Esta ofensiva militar, dirigida contra objetivos estratégicos y del régimen, ha resultado en la muerte del líder supremo, Alí Jamenei, según la información proporcionada por el mandatario estadounidense. De acuerdo con diversos expertos, la campaña tiene como objetivo final lograr un cambio de régimen en la República Islámica.

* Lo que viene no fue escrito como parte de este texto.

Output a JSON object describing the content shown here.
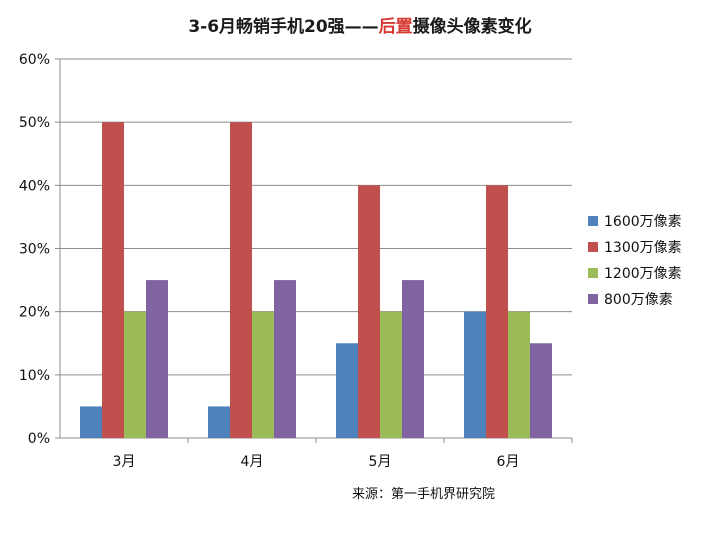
{
  "chart_data": {
    "type": "bar",
    "title_parts": [
      "3-6月畅销手机20强——",
      "后置",
      "摄像头像素变化"
    ],
    "categories": [
      "3月",
      "4月",
      "5月",
      "6月"
    ],
    "series": [
      {
        "name": "1600万像素",
        "values": [
          5,
          5,
          15,
          20
        ],
        "color": "#4f81bd"
      },
      {
        "name": "1300万像素",
        "values": [
          50,
          50,
          40,
          40
        ],
        "color": "#c0504d"
      },
      {
        "name": "1200万像素",
        "values": [
          20,
          20,
          20,
          20
        ],
        "color": "#9bbb59"
      },
      {
        "name": "800万像素",
        "values": [
          25,
          25,
          25,
          15
        ],
        "color": "#8064a2"
      }
    ],
    "ylim": [
      0,
      60
    ],
    "yticks": [
      "0%",
      "10%",
      "20%",
      "30%",
      "40%",
      "50%",
      "60%"
    ],
    "grid": true,
    "legend_position": "right",
    "source": "来源：第一手机界研究院",
    "highlight_color": "#d63a32"
  }
}
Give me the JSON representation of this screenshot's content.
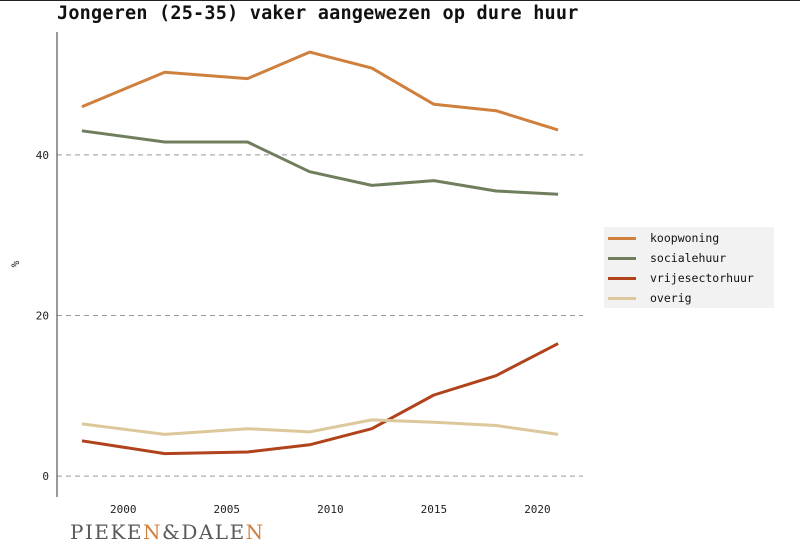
{
  "title": "Jongeren (25-35) vaker aangewezen op dure huur",
  "brand": {
    "part1": "PIEKE",
    "n1": "N",
    "amp": "&",
    "part2": "DALE",
    "n2": "N",
    "accent_color": "#d0803e"
  },
  "chart_data": {
    "type": "line",
    "x": [
      1998,
      2002,
      2006,
      2009,
      2012,
      2015,
      2018,
      2021
    ],
    "series": [
      {
        "name": "koopwoning",
        "color": "#d0803e",
        "values": [
          46.0,
          50.3,
          49.5,
          52.8,
          50.8,
          46.3,
          45.5,
          43.1
        ]
      },
      {
        "name": "socialehuur",
        "color": "#6f7f5e",
        "values": [
          43.0,
          41.6,
          41.6,
          37.9,
          36.2,
          36.8,
          35.5,
          35.1
        ]
      },
      {
        "name": "vrijesectorhuur",
        "color": "#b0431c",
        "values": [
          4.4,
          2.8,
          3.0,
          3.9,
          5.9,
          10.1,
          12.5,
          16.5
        ]
      },
      {
        "name": "overig",
        "color": "#dcc89a",
        "values": [
          6.5,
          5.2,
          5.9,
          5.5,
          7.0,
          6.7,
          6.3,
          5.2
        ]
      }
    ],
    "xlabel": "",
    "ylabel": "%",
    "xlim": [
      1996.8,
      2022.2
    ],
    "ylim": [
      -2.6,
      55.3
    ],
    "xticks": [
      2000,
      2005,
      2010,
      2015,
      2020
    ],
    "yticks": [
      0,
      20,
      40
    ],
    "grid": "horizontal-dashed",
    "legend_position": "right"
  }
}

Estos acontecimientos se producen ocho meses después de un conflicto de 12 días ocurrido en junio de 2025. En respuesta a las operaciones conjuntas, Irán ha lanzado ataques de represalia contra Israel, así como en Dubái, Doha, Bahréin y Kuwait, lugares que albergan aliados o bases militares de Estados Unidos.
A pesar de haber transcurrido más de un mes de intensos bombardeos por parte de las fuerzas estadounidenses e israelíes, evaluaciones de inteligencia de EE. UU. Concluyen que Irán aún mantiene una capacidad significativa de lanzamiento de misiles.
La incertidumbre generada por la estrategia de Estados Unidos ha impactado los mercados globales, provocando un disparo en los precios del petróleo luego de que Trump señalara que se intensificarán los ataques contra Irán.
En el ámbito diplomático, el Consejo de Seguridad de la ONU tiene previsto votar una propuesta presentada por Bahréin. Dicha iniciativa busca autorizar a los países a emplear “todos los medios defensivos necesarios” para asegurar la operatividad y el tránsito en el estrecho de Ormuz.